A considerable part of Castro’s military-controlled economy is designed to be borne by Cuban emigrants. The prices in the shops have unbelievable taxes aimed at capturing foreign currency. And the airport and postal tariffs could cause heart attacks.

The State and many Cubans milk their families like cows. And if they previously begged them for food, clothing, toiletries, and medicines, they now want them to pay absurd charges for everything from passport renewals to cell phone recharges. Not to mention pleas for next-generation smartphones, usually used as status symbols.

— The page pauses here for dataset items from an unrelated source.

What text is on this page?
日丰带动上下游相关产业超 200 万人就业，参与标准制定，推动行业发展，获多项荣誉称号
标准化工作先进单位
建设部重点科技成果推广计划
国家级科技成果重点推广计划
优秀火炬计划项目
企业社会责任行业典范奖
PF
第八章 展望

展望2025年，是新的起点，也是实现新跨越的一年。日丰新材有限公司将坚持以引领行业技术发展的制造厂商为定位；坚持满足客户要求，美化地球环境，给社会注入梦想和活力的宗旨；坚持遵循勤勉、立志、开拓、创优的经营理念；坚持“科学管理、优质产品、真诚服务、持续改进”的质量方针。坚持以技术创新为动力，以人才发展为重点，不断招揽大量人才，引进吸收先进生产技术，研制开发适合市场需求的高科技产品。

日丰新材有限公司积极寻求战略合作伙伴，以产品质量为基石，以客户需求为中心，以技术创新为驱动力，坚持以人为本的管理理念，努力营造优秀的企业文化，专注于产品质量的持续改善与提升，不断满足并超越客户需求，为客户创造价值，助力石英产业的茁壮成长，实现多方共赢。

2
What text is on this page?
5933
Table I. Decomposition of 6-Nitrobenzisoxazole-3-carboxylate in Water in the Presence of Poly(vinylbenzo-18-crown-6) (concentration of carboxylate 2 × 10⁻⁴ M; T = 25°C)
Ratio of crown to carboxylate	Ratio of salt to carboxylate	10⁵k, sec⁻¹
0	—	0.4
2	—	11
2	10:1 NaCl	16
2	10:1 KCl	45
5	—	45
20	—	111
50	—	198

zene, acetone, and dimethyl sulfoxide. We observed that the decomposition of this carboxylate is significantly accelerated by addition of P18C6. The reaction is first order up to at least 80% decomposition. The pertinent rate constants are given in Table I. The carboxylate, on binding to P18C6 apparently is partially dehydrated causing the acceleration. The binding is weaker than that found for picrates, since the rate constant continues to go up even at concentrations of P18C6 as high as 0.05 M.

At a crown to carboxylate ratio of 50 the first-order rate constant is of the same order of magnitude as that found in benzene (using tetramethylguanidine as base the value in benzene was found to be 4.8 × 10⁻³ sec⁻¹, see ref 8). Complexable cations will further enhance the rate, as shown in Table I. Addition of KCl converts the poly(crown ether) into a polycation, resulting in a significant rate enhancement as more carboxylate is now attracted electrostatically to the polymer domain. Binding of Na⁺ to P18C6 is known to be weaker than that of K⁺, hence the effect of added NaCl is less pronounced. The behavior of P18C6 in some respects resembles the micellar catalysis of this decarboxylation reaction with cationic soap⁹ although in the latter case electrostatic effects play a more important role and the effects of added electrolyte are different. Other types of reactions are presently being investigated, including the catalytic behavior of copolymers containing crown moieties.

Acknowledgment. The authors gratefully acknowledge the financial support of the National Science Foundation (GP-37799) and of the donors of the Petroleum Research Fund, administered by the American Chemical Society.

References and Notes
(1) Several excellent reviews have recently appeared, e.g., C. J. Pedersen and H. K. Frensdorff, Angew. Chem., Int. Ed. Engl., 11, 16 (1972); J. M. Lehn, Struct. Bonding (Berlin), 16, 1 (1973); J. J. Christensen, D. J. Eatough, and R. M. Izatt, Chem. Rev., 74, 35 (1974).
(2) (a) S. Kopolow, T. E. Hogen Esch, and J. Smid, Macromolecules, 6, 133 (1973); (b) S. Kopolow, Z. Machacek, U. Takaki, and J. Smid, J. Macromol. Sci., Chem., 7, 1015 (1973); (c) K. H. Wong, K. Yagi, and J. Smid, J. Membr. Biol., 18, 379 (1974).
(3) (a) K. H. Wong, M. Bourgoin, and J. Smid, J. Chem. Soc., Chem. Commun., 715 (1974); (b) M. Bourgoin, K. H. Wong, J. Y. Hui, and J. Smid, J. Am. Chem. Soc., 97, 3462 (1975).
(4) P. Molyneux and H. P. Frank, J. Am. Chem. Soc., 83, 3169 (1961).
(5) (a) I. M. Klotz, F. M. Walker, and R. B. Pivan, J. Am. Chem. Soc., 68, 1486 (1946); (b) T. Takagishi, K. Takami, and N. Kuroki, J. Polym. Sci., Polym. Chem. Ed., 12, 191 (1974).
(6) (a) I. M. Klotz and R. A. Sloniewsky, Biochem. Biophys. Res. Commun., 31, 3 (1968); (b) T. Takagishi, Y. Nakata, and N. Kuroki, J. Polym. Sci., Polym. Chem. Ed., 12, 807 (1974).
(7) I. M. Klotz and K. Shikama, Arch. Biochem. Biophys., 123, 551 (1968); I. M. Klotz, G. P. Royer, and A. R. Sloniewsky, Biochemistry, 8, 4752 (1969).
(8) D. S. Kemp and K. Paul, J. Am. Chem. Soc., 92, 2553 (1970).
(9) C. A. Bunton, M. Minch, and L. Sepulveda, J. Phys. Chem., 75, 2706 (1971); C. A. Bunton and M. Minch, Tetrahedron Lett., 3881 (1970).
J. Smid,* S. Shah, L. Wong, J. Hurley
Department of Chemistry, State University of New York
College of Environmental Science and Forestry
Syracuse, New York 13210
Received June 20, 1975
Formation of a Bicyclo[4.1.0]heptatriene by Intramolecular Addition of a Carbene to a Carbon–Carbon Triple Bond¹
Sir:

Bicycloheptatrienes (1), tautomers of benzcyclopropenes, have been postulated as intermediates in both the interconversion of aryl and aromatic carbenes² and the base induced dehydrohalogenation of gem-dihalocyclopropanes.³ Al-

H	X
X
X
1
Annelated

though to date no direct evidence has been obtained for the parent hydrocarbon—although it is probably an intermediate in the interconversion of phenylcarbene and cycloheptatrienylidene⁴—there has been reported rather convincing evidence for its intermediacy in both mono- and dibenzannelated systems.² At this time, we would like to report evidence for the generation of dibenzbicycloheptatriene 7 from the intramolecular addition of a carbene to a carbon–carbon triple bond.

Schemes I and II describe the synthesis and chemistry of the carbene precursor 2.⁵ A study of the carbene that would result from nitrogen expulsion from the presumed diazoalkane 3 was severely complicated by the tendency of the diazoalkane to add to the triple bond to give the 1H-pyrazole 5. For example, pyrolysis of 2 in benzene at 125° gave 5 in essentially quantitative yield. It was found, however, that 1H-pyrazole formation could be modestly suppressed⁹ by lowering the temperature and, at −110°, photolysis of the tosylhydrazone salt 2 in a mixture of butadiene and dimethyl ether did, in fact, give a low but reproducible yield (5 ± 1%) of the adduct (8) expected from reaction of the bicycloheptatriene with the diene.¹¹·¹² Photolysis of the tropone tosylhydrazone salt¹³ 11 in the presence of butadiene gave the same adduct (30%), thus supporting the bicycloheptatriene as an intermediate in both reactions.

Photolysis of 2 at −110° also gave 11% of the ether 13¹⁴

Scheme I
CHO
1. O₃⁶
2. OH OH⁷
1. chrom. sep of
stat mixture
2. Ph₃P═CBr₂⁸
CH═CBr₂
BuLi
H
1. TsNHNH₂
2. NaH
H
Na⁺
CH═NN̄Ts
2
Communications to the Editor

Natasha, employed in a commercial office of ETECSA, says that “80% of the money for recharging hours on cell phones in Cuba is paid for by relatives or friends living in other countries. ETECSA is one of the agencies that benefits most from the former gusanos (worms),” she says wryly.

More than one Cuban living abroad has asked when and how their relatives became leeches, sucking on the wallets of their families in other countries.

“One answer could be because of the perennial shortages suffered by the Cuban people for 56 years. But the real answer is Fidel Castro. He is guilty of perverting the Cuban people, creating the mindset of squeezing the exiles. In 1980 he invented the acts of repudiation against those who left from Mariel, calling them scum and saying he was glad they were getting the hell out. They’re not going to screw me over any more with such perversion. I wouldn’t think about returning to Cuba,” said an obviously upset Cuban American visiting Havana.

The economic disaster and cyclical hardships created by the Castro regime have spawned a breed of beggars. And scoundrels. By day they pretend to support the government and by night they make a call to Miami. After telling their tale of woe, they ask for money or things. It’s the easiest thing.